Страница:Гербель Н.В. Немецкие поэты в биографиях и образцах (1877).pdf/17

Эта страница не была вычитана
XI
НЕМЕЦКАЯ ПОЭЗІЯ.

Подкупленный язычниками, онъ соглашается дѣйствовать съ ними заодно. Вернувшись домой, Ганелонъ докладываетъ государю, что порученіе его увѣнчаюсь полнѣйшихъ успѣхомъ и убѣждаетъ Карла возвести на испанскій престолъ Роланда. Роландъ идётъ во главѣ крестоноснаго войска, но въ Ронсевальской долинѣ измѣннически нападаютъ на него язычники, и завязывается кровопролитная битва. Роландъ и его друзья оказываютъ чудеса храбрости, но наконецъ должны уступить численному превосходству непріятеля. Уже въ предсмертную минуту Роландъ находитъ въ себѣ силу затрубить въ свой знаменитый рогъ изъ слоновой кости, звуки котораго разносятся на необозримое пространство. Карлъ услышалъ этотъ зовъ и спѣшитъ на помощь; но онъ приходитъ слишкомъ поздно — доблестные паладины уже лежатъ мёртвыми, и государю остаётся только отомстить за нихъ. Разбивъ наголову язычниковъ, Карлъ приказываетъ царственно похоронить павшихъ героевъ, и поэма заканчивается казнью Ганелона, котораго отдаютъ въ Ахенѣ на растерзаніе лошадямъ.

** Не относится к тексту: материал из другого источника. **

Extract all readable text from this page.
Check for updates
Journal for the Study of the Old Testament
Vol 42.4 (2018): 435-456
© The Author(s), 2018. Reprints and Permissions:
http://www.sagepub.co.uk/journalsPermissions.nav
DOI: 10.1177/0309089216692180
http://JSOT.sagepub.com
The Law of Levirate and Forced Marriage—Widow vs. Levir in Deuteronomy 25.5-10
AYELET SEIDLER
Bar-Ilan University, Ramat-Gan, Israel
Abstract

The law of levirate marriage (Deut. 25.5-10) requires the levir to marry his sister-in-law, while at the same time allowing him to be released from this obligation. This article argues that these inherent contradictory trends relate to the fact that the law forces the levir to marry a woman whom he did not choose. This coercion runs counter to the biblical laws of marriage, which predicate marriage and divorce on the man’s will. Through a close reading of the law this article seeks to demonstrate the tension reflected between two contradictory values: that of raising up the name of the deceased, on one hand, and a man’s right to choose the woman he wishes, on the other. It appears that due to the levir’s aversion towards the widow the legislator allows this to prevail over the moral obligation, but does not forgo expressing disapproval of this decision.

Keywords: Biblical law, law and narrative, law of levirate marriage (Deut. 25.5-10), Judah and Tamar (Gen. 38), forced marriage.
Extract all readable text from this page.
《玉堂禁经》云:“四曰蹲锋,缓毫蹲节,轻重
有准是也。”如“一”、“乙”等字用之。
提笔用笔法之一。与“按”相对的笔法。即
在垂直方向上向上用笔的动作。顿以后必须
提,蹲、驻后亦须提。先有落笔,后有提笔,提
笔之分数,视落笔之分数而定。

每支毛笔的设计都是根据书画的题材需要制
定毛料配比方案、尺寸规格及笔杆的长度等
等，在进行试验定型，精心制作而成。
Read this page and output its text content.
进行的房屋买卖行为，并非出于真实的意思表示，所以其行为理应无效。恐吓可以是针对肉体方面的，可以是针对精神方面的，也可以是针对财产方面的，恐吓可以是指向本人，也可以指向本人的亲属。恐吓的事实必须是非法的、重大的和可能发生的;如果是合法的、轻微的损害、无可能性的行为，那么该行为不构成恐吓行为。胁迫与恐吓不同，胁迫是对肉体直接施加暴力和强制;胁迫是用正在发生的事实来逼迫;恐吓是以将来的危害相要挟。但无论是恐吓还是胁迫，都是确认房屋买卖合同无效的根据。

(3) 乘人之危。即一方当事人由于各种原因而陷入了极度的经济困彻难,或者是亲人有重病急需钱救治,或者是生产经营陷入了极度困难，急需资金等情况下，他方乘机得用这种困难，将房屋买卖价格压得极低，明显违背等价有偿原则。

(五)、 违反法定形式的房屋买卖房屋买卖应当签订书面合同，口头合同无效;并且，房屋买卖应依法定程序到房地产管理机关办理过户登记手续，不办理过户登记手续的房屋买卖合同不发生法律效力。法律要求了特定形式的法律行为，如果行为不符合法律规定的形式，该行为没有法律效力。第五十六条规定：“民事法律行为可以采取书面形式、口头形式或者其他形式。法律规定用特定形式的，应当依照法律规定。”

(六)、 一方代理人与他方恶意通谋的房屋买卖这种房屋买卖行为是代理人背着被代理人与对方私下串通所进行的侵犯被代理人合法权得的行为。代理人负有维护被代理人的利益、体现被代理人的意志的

Рядомъ съ этими и подобными имъ сказаніями, въ которыхъ такъ или иначе воплощалась основная идея той эпохи, выступили теперь на сцену и принадлежавшіе къ совсѣмъ иному міру сюжеты — именно, изъ поэзіи и исторіи древнихъ классическихъ народовъ. Но писатели, сочинявшіе на эти темы, черпали не изъ прямого источника: тутъ опять посредницей служила французская переработка. Что касается до выбора сюжетовъ, то и онъ обусловливался духомъ времени, который наиболѣе удовлетворялся фантастическимъ міромъ самыхъ причудливыхъ приключеній; вотъ почему въ этой категоріи стихотворныхъ произведеній главную роль играютъ подвиги Александра Македонскаго, троянская война и странствованія Энея.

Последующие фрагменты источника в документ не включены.